Typical practice for one-to-one private music lessons involve teachers opening up their homes and inviting their pupils inside for an hour. Lessons have been part of my weekly timetable for years. I’ve driven for hours to benefit from these educational experiences. They are personal and nurturing. Overnight, along with concert bookings for months ahead, COVID-19 made them an impossibility.
The new norm requires me to go nowhere and involves technology. With the wonder of video calling and the saviour that we all know as ZOOM, my teacher is transported into my lounge. She is still able to guide me effectively, play the piano for warm up exercises, listen to me perform and keep tabs on my technique. We are still able to laugh together and plan for the future, despite its uncertainty.
Not having a specific exam, concert or audition to work towards means that maintaining impetus and focus is a challenge. No knowing when live music will next take place and what platforms will weather the storm is worrying.

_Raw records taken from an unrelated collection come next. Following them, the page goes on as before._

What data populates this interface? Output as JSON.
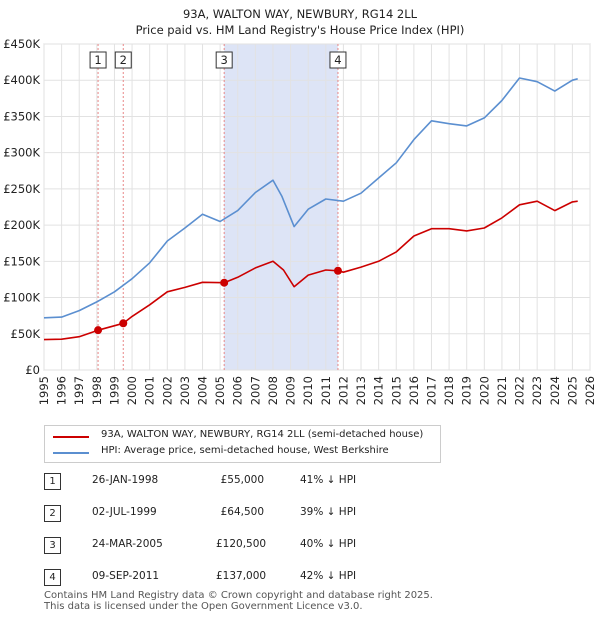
{
  "title_line1": "93A, WALTON WAY, NEWBURY, RG14 2LL",
  "title_line2": "Price paid vs. HM Land Registry's House Price Index (HPI)",
  "chart_data": {
    "type": "line",
    "title": "93A, WALTON WAY, NEWBURY, RG14 2LL — Price paid vs. HM Land Registry's House Price Index (HPI)",
    "xlim": [
      1995,
      2026
    ],
    "ylim": [
      0,
      450000
    ],
    "x_ticks": [
      1995,
      1996,
      1997,
      1998,
      1999,
      2000,
      2001,
      2002,
      2003,
      2004,
      2005,
      2006,
      2007,
      2008,
      2009,
      2010,
      2011,
      2012,
      2013,
      2014,
      2015,
      2016,
      2017,
      2018,
      2019,
      2020,
      2021,
      2022,
      2023,
      2024,
      2025,
      2026
    ],
    "y_ticks": [
      {
        "value": 0,
        "label": "£0"
      },
      {
        "value": 50000,
        "label": "£50K"
      },
      {
        "value": 100000,
        "label": "£100K"
      },
      {
        "value": 150000,
        "label": "£150K"
      },
      {
        "value": 200000,
        "label": "£200K"
      },
      {
        "value": 250000,
        "label": "£250K"
      },
      {
        "value": 300000,
        "label": "£300K"
      },
      {
        "value": 350000,
        "label": "£350K"
      },
      {
        "value": 400000,
        "label": "£400K"
      },
      {
        "value": 450000,
        "label": "£450K"
      }
    ],
    "shaded_ranges": [
      [
        2005.23,
        2011.69
      ]
    ],
    "hpi_series": {
      "name": "HPI: Average price, semi-detached house, West Berkshire",
      "color": "#5b8fd0",
      "points": [
        [
          1995,
          72000
        ],
        [
          1996,
          73000
        ],
        [
          1997,
          82000
        ],
        [
          1998,
          94000
        ],
        [
          1999,
          108000
        ],
        [
          2000,
          126000
        ],
        [
          2001,
          148000
        ],
        [
          2002,
          178000
        ],
        [
          2003,
          196000
        ],
        [
          2004,
          215000
        ],
        [
          2005,
          205000
        ],
        [
          2006,
          220000
        ],
        [
          2007,
          245000
        ],
        [
          2008,
          262000
        ],
        [
          2008.5,
          240000
        ],
        [
          2009.2,
          198000
        ],
        [
          2010,
          222000
        ],
        [
          2011,
          236000
        ],
        [
          2012,
          233000
        ],
        [
          2013,
          244000
        ],
        [
          2014,
          265000
        ],
        [
          2015,
          286000
        ],
        [
          2016,
          318000
        ],
        [
          2017,
          344000
        ],
        [
          2018,
          340000
        ],
        [
          2019,
          337000
        ],
        [
          2020,
          348000
        ],
        [
          2021,
          372000
        ],
        [
          2022,
          403000
        ],
        [
          2023,
          398000
        ],
        [
          2024,
          385000
        ],
        [
          2025,
          400000
        ],
        [
          2025.3,
          402000
        ]
      ]
    },
    "price_series": {
      "name": "93A, WALTON WAY, NEWBURY, RG14 2LL (semi-detached house)",
      "color": "#cc0000",
      "points": [
        [
          1995,
          42000
        ],
        [
          1996,
          42500
        ],
        [
          1997,
          46000
        ],
        [
          1998.07,
          55000
        ],
        [
          1999.5,
          64500
        ],
        [
          2000,
          74000
        ],
        [
          2001,
          90000
        ],
        [
          2002,
          108000
        ],
        [
          2003,
          114000
        ],
        [
          2004,
          121000
        ],
        [
          2005.23,
          120500
        ],
        [
          2006,
          128000
        ],
        [
          2007,
          141000
        ],
        [
          2008,
          150000
        ],
        [
          2008.6,
          138000
        ],
        [
          2009.2,
          115000
        ],
        [
          2010,
          131000
        ],
        [
          2011,
          138000
        ],
        [
          2011.69,
          137000
        ],
        [
          2012,
          135000
        ],
        [
          2013,
          142000
        ],
        [
          2014,
          150000
        ],
        [
          2015,
          163000
        ],
        [
          2016,
          185000
        ],
        [
          2017,
          195000
        ],
        [
          2018,
          195000
        ],
        [
          2019,
          192000
        ],
        [
          2020,
          196000
        ],
        [
          2021,
          210000
        ],
        [
          2022,
          228000
        ],
        [
          2023,
          233000
        ],
        [
          2024,
          220000
        ],
        [
          2025,
          232000
        ],
        [
          2025.3,
          233000
        ]
      ]
    },
    "sales": [
      {
        "id": "1",
        "x": 1998.07,
        "y": 55000
      },
      {
        "id": "2",
        "x": 1999.5,
        "y": 64500
      },
      {
        "id": "3",
        "x": 2005.23,
        "y": 120500
      },
      {
        "id": "4",
        "x": 2011.69,
        "y": 137000
      }
    ]
  },
  "legend": {
    "price_label": "93A, WALTON WAY, NEWBURY, RG14 2LL (semi-detached house)",
    "hpi_label": "HPI: Average price, semi-detached house, West Berkshire",
    "price_color": "#cc0000",
    "hpi_color": "#5b8fd0"
  },
  "sales_table": [
    {
      "id": "1",
      "date": "26-JAN-1998",
      "price": "£55,000",
      "hpi": "41% ↓ HPI"
    },
    {
      "id": "2",
      "date": "02-JUL-1999",
      "price": "£64,500",
      "hpi": "39% ↓ HPI"
    },
    {
      "id": "3",
      "date": "24-MAR-2005",
      "price": "£120,500",
      "hpi": "40% ↓ HPI"
    },
    {
      "id": "4",
      "date": "09-SEP-2011",
      "price": "£137,000",
      "hpi": "42% ↓ HPI"
    }
  ],
  "footer_line1": "Contains HM Land Registry data © Crown copyright and database right 2025.",
  "footer_line2": "This data is licensed under the Open Government Licence v3.0."
}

One of the most remarkable things to come out of this pandemic, however, is the power and importance of music and the arts to bring people together, raise spirits and entertain. They have a special and relevant purpose in this world, to take people’s minds off their own lives and societies problems. To improve well-being. To provide comfort.
All artists know this. Musicians know this. That’s why they have lessons and practice endlessly, even now, with undetermined goals in sight. That’s why they share their talent freely and live humbly. I, for one, am thankful for the music.